Moments of indecision always summon you.  “Learn to be decisive,” you barked.  I was your thorn, a chronic pain infected by the disgust of never making you proud.  “Worthless,” you mumbled one New Year’s Eve.  I learned defeat in our closed-door sessions, when screams and I’m-sorry-Daddy’s joined the beat of the belt.  I touched my wall and felt sorrow moving in waves through the redwood.        
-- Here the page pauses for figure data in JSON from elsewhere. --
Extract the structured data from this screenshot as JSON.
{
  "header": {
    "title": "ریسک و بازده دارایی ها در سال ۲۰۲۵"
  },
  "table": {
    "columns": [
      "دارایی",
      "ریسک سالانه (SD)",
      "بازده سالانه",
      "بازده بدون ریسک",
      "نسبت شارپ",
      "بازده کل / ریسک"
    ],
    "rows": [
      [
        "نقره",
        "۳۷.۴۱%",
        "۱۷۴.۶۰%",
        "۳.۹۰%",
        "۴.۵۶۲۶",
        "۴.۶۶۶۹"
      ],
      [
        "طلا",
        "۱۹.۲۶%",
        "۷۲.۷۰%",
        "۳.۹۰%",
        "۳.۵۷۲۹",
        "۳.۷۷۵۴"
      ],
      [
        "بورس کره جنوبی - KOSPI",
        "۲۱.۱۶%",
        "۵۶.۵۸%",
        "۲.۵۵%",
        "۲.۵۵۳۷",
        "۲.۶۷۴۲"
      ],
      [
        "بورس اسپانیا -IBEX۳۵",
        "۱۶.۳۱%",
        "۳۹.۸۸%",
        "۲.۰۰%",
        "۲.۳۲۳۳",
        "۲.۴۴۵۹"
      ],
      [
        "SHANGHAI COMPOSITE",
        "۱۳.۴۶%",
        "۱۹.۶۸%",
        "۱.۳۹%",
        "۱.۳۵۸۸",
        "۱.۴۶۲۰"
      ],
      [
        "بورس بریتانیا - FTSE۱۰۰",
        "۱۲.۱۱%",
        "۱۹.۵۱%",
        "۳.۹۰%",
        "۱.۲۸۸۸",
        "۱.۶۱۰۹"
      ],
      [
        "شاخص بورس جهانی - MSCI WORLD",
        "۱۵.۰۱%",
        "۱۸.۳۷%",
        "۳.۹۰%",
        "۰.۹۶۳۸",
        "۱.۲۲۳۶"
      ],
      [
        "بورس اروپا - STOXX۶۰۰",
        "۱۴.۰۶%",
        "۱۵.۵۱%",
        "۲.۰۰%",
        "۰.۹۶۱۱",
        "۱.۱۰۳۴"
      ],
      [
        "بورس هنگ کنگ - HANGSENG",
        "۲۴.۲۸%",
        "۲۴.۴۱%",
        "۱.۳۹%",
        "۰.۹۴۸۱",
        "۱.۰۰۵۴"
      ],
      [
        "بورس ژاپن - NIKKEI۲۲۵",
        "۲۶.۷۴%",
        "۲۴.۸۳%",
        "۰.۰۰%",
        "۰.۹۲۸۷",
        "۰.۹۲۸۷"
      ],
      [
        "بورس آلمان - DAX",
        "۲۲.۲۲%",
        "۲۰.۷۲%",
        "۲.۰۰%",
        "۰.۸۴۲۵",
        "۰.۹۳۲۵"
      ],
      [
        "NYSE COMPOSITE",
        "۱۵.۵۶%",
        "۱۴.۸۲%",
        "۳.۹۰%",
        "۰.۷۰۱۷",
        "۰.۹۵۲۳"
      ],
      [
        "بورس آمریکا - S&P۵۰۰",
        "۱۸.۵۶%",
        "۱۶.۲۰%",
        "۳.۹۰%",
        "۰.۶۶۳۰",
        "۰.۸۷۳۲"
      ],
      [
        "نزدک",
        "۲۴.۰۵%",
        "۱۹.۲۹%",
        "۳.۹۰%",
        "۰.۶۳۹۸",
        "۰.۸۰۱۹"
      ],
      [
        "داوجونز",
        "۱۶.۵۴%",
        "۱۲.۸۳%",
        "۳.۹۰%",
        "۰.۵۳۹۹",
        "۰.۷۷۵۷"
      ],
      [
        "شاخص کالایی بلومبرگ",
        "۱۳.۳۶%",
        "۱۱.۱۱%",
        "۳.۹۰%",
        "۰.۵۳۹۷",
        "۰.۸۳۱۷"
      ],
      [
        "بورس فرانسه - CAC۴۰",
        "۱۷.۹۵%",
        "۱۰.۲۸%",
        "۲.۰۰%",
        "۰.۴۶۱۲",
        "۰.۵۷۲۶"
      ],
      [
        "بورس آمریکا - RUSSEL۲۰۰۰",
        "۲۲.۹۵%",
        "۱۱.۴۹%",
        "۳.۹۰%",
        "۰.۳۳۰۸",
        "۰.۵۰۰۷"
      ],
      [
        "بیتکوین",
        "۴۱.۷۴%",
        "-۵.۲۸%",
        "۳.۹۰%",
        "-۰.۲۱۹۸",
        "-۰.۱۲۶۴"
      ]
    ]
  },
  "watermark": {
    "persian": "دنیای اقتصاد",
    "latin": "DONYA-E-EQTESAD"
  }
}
I vow to quit remembering.  Memories send me beyond blue, into the indigo sky before twilight.  Dadio, you carried hate into the hospital bed, where I spoon-fed you vanilla pudding and rubbed your feet under the sheets.  Cold feet, I thought, icy heart.  A nurse checked your pulse.  “No more flowers,” you scolded when my Christmas antheriums arrived.  I swore you’d never die but, if you did, I’d lug you like an overstuffed suitcase into the future. 

A coffee refill comes—steam rises like a ghost.  The blonde leaves and I crumple the angel napkin.  The bald man retreats to the restroom.  I feel as if I’m not human at all but a cold-blooded creature propped on a stool.  The truth?  Dadio, I’ve been shaped by you, folded by a lifetime of disappointment into a wrinkled toad.